B. O OBJETO DO ENSINAMENTO DO PAPA
Para o teólogo não é uma questão indiferente o objeto a respeito do qual o papa se pronuncia. Com efeito, pode tratar-se de questões pertencentes de forma evidente ao âmbito da fé, por exemplo a importância da Eucaristia no anglicanismo, ao âmbito da moral, por exemplo a admissibilidade do protesto social armado contra a opressão e a injustiça drástica, ou ainda pode tratar-se de problemas apenas levemente relacionados com a fé e a moral, como por exemplo alguns tipos de sindicatos. No primeiro caso o magistério da Igreja deve possuir a grande autoridade do ensinamento da verdade para poder “fortalecer os irmãos na fé” de forma eficaz; no segundo, a resposta deve ser diferenciada. Não somos capazes de formular uma única resposta convincente. Parece que seria apropriada a seguinte formulação:
Em questões relacionadas apenas até certo ponto com a fé e a moral, a competência do magistério da Igreja depende (é proporcional) do grau do relacionamento das citadas questões com a área da fé e dos costumes.
Não se pode aceitar sem crítica a opinião de que, se o magistério da Igreja se pronuncia a respeito de alguma questão, isso significa que tem direito a isso, ou seja, ao solucionar algum problema, ipso facto afirma infalivelmente que tem autoridade para isso, ou – de outra forma – que a utilização do poder de ensinar identifica-se com a competência decorrente do carisma da infalibilidade. Dolorosos fatos históricos não permitem uma tal identificação. A Igreja algumas vezes pronunciou-se de facto a respeito de questões que não lhe diziam respeito, ainda que os papas julgassem que sim. Hoje nos envergonhamos dessas intervenções da Igreja. A condenação de certas teses científicas como sendo contrárias à Revelação mostrou ser simplesmente equivocada, prejudicial às pessoas, e comprovou quanta responsabilidade e dificuldade implicava o serviço da infalibilidade.
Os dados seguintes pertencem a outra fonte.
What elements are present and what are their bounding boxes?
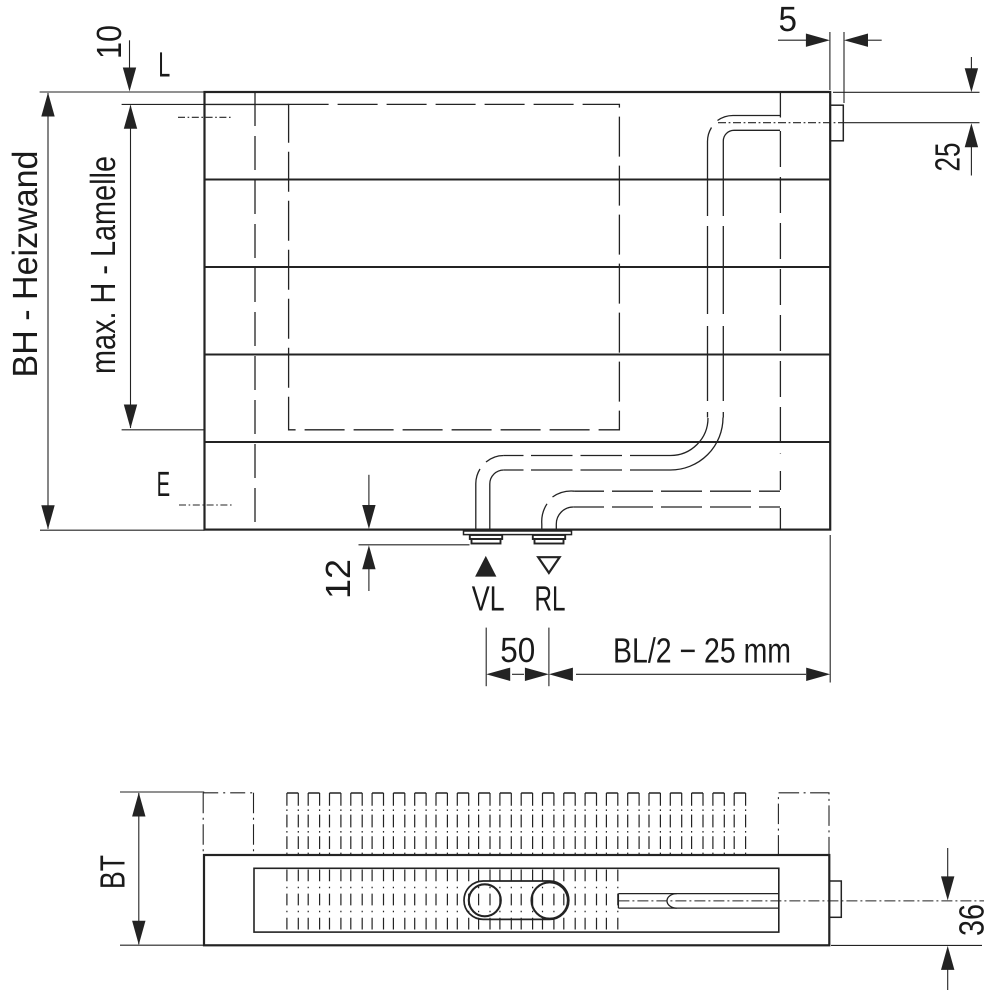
svg-text:L: L — [158, 46, 170, 85]
svg-text:BT: BT — [94, 855, 133, 889]
svg-text:5: 5 — [779, 0, 798, 39]
svg-text:E: E — [157, 465, 171, 504]
svg-text:VL: VL — [472, 580, 505, 619]
svg-text:12: 12 — [319, 559, 358, 599]
svg-text:25: 25 — [929, 143, 968, 172]
svg-text:36: 36 — [953, 904, 992, 936]
svg-text:RL: RL — [535, 580, 566, 619]
svg-text:BL/2 − 25 mm: BL/2 − 25 mm — [613, 632, 791, 671]
svg-text:max. H - Lamelle: max. H - Lamelle — [84, 156, 123, 374]
svg-text:BH - Heizwand: BH - Heizwand — [6, 151, 45, 378]
svg-text:10: 10 — [90, 25, 129, 59]
svg-text:50: 50 — [500, 631, 535, 670]
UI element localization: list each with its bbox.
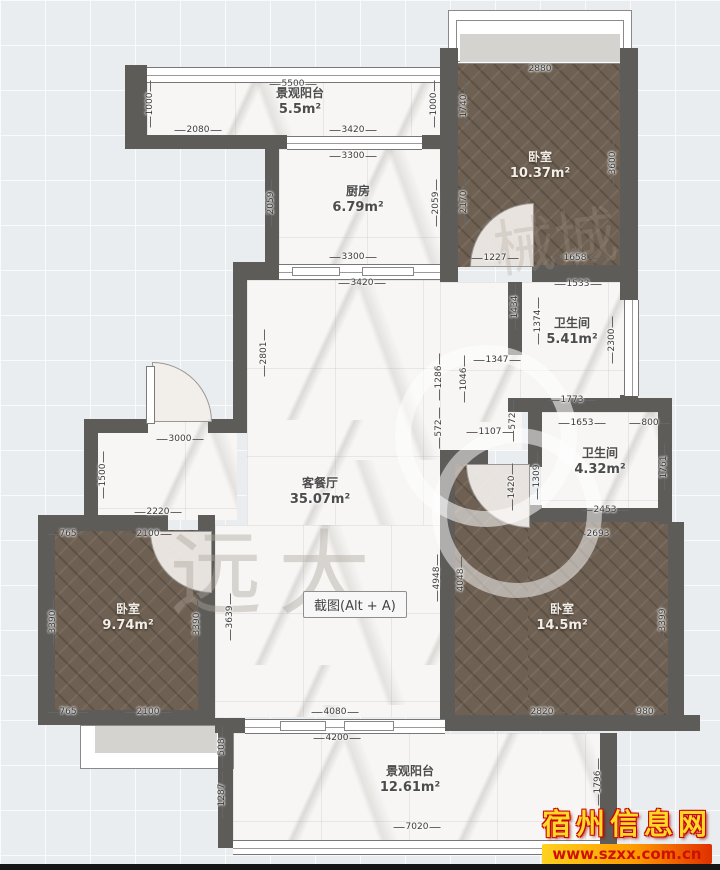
dimension-label: 2693	[574, 529, 623, 539]
dimension-label: 4200	[313, 733, 362, 743]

O teólogo deve incluir na sua oficina as seguintes publicações, que lhe facilitam o contato com a doutrina da Santa Sé:
Acta Sanctae Sedis (Roma) 1865-1908. Órgão oficial da Santa Sé (citado abreviadamente como ASS), que a partir de 1909 mudou o seu título para:
Acta Apostolicae Sedis (Roma) 1909 (citado abreviadamente como AAS).
L’Osservatore Romano (Vaticano) 1849.
Trechos de documentos em: DS e BF (segunda edição em 1988).
Após o Concílio Vaticano II as Congregações e Secretarias da Cúria Romana publicam os seus próprios boletins com rica documentação do âmbito da sua própria atividade; por exemplo a Secretaria para Assuntos da Unidade dos Cristãos publica a revista trimestral Service d’Information, em língua francesa e inglesa.